January 21: I’m writing under the fog of mild heat delirium, not exactly sunstroke or anything you need medical training to manage, just that loopy slightly stupid feeling of having been out wandering the full hot humid glory of the finca for 8 hours without enough food or water and then you have a (1) beer with friends and now you are finding it hard to remember why, four lines ago, you titled this blog what you did.
In summary: summer, it seems, has finally arrived to Osa.
I’ve been down in Osa for 2 weeks now and up till today it rained every day – big afternoon or evening thunderstorms, the kind of weather we get in September or November, never in January. January is for beach afternoons and flowering treetops, for all-day sunshine that feels welcome after months of mildew. This weird rainy spell is pretty much all anyone has talked about since I arrived.
Needless to say, it’s probably somehow linked to the same Gulf Stream aberrations producing record numbers of U.S. Eastern seaboard Facebook posts featuring grumpy friends in puffy winterwear entertaining their children during official snow days. Climate change. How can you feel happy about it? Plus the rain is going to spoil the incipient corteza tree bloom and is knocking the flowers off my damn mango tree. Climate change is fucking with mango season! It’s not quite a starving discolored polar bear shambling over melting permafrost, but it’s dire.
However, my baby trees love this weather. As I’ve mentioned before, January through April is a bit of a gauntlet for a seedling just trying to establish itself; the sun pounds and crisps your tender leaves, the soil not-so-gradually loses its moisture (especially in shade-less grassy fields). Growth rates slow and plants slip into survival mode. Two weeks of no rain and Carlos is filling up the Ghostbusters backpack pump and repeatedly carting 44 lbs (20kg) of water upslope to keep our trees alive. This January, though, my trees are putting on new leaves daily and look healthier than ever. Carlos and I are stoked to be working under cloud cover, which keeps the sun-stupidity at bay. I have felt more than a little bit grateful for the weird weather.

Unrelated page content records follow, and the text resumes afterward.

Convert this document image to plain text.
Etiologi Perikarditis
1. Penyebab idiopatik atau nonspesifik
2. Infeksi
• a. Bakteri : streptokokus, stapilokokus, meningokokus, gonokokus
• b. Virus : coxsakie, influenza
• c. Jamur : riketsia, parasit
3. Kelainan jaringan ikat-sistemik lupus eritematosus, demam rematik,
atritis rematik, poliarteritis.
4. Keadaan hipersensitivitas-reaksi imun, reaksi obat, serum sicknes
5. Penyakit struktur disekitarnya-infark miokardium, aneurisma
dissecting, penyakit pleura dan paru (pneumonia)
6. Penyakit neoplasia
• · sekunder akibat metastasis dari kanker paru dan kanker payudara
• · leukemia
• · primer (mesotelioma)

The halting start to summer also fits my new year’s state of mind. I spent November and December in EIA overdrive taking rock stars and indigenous activists to the Peruvian jungle (read a professional blog about it here and a nice article here). I then got back on a plane to spend quality time in beautiful places with my alarmingly adorable niece and nephew, all members of my family, and multiple beloved friends. I landed back in Costa Rica with a hangover from all that love. My situation in San José felt cold in the literal and metaphorical senses of the term. Once I got down to Osa a profound exhaustion set in, and the usual questions: does it still make sense for me to be here? Why have I created a life spread across so much damn geography? What would it take to feel coherent?
But this place restores me, every time. Somewhere around day 12, tree #688 of my randomized pilón monitoring count, I felt whole again. That’s a mixed blessing too, in some ways. I love it so much, I never want to leave. But it’s sort of hard to be an environmental policy professional based at la casita amarilla with mediocre internet on the wrong side of the River Barrigones. I haven’t entirely figured out the balance, much as I think and write about it. For now off I go, back to the chilly evenings and broader bandwidth of San José.